BLUEsat UNSW team members prep a stratospheric balloon on the back of a ute in country Australia.

BLUEsat’s High Altitude Balloon Team

Members of BLUEsat UNSW's High Altitude Balloon team inspect the payload on the back of a ute before launch.
A member of the High Altitude Balloon team inspecting the payload with Dr Aboutanios before a launch.

The BLUEsat UNSW High-Altitude Ballooning project sends student-developed payloads to over 20km in altitude using stratospheric balloons. These payloads include radio telemetry, tracking, data-logging, custom-built enclosures, remote flight-termination, and flight stabilisation systems. Many of these systems are facsimiles of what may be found in a satellite and have to deal with space like conditions.

When a payload has been built and thoroughly tested, the team embarks on missions up to Muswellbrook or Merriwa in the Upper Hunter Region of NSW, Australia, where the balloon is launched into near-space to gather data, pictures and video. At the end of the flight, the payload descends by parachute and is recovered.

We are currently working with the University of Pisa to develop a radar system called BALSAR (Balloon Synthetic Aperture Radar. The BLUEsat High-Altitude Ballooning Team will engineer a prototype of the stabilised platform intended to carry the small synthetic-aperture radar being developed in Italy.

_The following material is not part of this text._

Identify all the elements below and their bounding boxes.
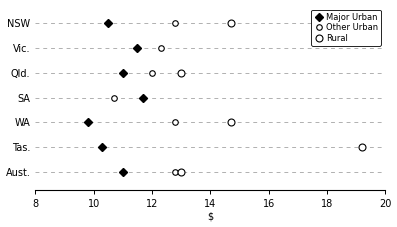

A view of the curvature of the Earth over NSW, Australia taken by a Raspberry Pi onboard one of the Balloon Teams recent launches.
A view of the curvature of the Earth over NSW, Australia taken by a Raspberry Pi onboard one of the Balloon Teams recent launches.

The final product will incorporate various elements from our test flights, including tracking, remote separation, photography and telemetry, in addition to accurate pointing and stability. Stabilisation is required to isolate the radar device from the spinning and swaying caused by tethering it to a moving balloon.

This project is being supervised by Dr Elias Aboutanios from the Australian Centre for Space Engineering Research (ACSER). It is funded by NATO under the Science for Peace and Security Program.

Additionally we use our balloon launches to test satellite components from our CubeSat Teams in near-space conditions. The team is also working with the society’s Groundstation Team to develop methods for communicating with the High-Altitude Balloon payload whilst in flight.